How can combining humans and high tech solve the world’s problems? How can we bring together the talents of both humans and computers?
We’re talking about human computation. Uniting a computer’s ability to analyze vast quantities of data with a human’s ability to think outside the box. A human-machine collaboration that could be used to solve the world’s most complex problems—from climate change to geopolitical conflict.
Does human computation already exist?
Yes. And you probably already know about it. Take Wikipedia: a free encyclopedia that comes in hundreds of languages and which functions through linking technology and internet users everywhere.
This is also known as microtasking: small tasks carried out by people all over the internet, together contributing to a single project. It’s like next-level multitasking. Instead of one single person writing entries for the encyclopedia, everyone writes them together, and everyone revises and edits them too.
Another example of human computation is Duolingo. This website and app offers free language lessons. While users learn the language, they’re simultaneously translating web content, which is how the app makes money. The combined efforts of all these language learners across the internet contributes to a single, professional-level translation.
Then there’s Foldit, an online puzzle video game about protein folding and also an experimental research project. Participants were asked to fold virtual proteins in the most efficient way possible. The aim was to discover how proteins fold so quickly and efficiently—a major question in molecular biology. The project discovered the tertiary structure of a regulatory protein for the pros-simian immunodeficiency virus, which could lead to new ways of treating AIDs.
A final example is Zooniverse, a citizen science web portal that promotes crowdsourced scientific research. In one Zooniverse project, known as Galaxy Zoo, participants are shown images of galaxies and asked to identify them.

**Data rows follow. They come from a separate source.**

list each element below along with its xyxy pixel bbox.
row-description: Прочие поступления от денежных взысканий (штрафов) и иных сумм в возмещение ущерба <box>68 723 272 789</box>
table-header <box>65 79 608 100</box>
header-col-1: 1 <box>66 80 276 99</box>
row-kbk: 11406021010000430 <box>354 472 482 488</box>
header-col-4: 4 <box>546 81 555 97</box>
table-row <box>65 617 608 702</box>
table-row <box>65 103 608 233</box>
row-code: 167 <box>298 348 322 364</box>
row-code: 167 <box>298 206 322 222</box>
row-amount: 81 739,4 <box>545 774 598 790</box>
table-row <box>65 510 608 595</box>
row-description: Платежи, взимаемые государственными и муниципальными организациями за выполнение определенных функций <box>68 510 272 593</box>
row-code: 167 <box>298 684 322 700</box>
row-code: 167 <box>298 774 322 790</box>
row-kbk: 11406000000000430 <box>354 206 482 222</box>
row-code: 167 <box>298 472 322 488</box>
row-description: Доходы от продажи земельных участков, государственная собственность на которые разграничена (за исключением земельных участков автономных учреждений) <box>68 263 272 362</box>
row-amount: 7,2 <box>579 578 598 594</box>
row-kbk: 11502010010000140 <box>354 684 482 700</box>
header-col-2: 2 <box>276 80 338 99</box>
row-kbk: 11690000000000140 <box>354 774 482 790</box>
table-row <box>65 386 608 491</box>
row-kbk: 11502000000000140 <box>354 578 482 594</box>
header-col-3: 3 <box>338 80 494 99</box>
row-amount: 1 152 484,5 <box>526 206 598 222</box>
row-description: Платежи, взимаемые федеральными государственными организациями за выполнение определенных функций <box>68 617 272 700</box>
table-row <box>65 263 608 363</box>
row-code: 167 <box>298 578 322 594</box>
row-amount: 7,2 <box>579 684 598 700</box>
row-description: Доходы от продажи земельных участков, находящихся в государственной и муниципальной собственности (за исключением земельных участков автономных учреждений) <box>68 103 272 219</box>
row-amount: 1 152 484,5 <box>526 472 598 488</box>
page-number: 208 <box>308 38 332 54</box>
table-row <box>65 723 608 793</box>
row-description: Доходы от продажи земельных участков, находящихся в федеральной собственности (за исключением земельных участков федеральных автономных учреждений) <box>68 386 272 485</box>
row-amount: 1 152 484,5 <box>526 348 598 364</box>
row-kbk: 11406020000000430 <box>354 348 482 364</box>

Other projects ask participants to identify craters on the moon or find planets around stars.
How can we take human computation to the next level?
In a recent editorial in the journal Science, researchers Pietro Michelucci, director at The Human Computation Institute, and Janis Dickinson, Director of Citizen Science at the Cornell Lab of Ornithology, envision a new and more powerful model of human computation. They call it a “dynamic Wikipedia.”
This is an online space where ideas could be shared, evaluated, and revised. The goal? To improve our understanding of current global issues and test out possible solutions. These solutions could then be implemented in the real world.
Think of it like SimCity, the video game series where gamers build cities from scratch. Essentially, it’s a model of the real world where people could try out different ideas, test out solutions, and explore the outcomes.
Tell me more…
Michelucci and his team have drawn out a framework that pushes the idea of Wikipedia to a new heights. Rather than simply a database of documents, they propose a simulation of the real world where people could try to solve real-world problems.
For example, an engineer might describe how an engine works, creating an online simulation of an engine. Then other participants might come along and pour in new fuel combinations and see what the outcome is.
Anyone could do this, from scientists to schoolchildren. Computer algorithms would then create a feedback loop that would constantly evaluate and revise the ideas within this shared space.
What could this human computation system be used for?
Examples suggested in the editorial include Project Houston. The idea is to use state-of-the-art speech analysis and natural language understanding to detect and offer help to depressed people or those considering suicide. Help would come in the form of the combined personalities of different individuals on the platform, using different expertise from different people.
Another area where human computation could help is in medicine. Machine algorithms can’t yet reliably identify tumors on X-rays, but humans are great at it. Participants could begin identifying easy images of tumors and then progress onto more difficult ones. It’s online learning, but also work.
But isn’t that AI?
It’s almost like artificial intelligence, yes. But AI is about trying to create intelligent machines that behave and react just like humans. Human computation, on the other hand, is about humans collaborating with machines, rather than creating machines to replace us.
We haven’t yet managed to create a computer as smart as a human. So advocates of human computation have decided to build humans into the computer system instead. In contrast to AI technology, machines are unlikely to become so smart that they pose a threat, because people will be inside the system to stop them. The technology remains in the hands of humans.
Although, of course, you might ask if humans can be trusted any more than machines? Human computation systems could still be abused; for example, being used to steal information or manipulate behavior.
Is human computation a good thing?
The emerging science of human computation definitely has a lot of potential. Through the interconnection of humans and machines, working together as a single system, we might be able to solve some of the most pressing concerns facing humanity today.
But only as long as the ethical questions can be addressed. How can a human-machine collaboration be designed so that it is meaningful? How can it protect and help the vulnerable? And, most significantly, who would fund these systems and therefore set their agenda? These are the issues that must be tackled head-on from the next generation of tech change-makers.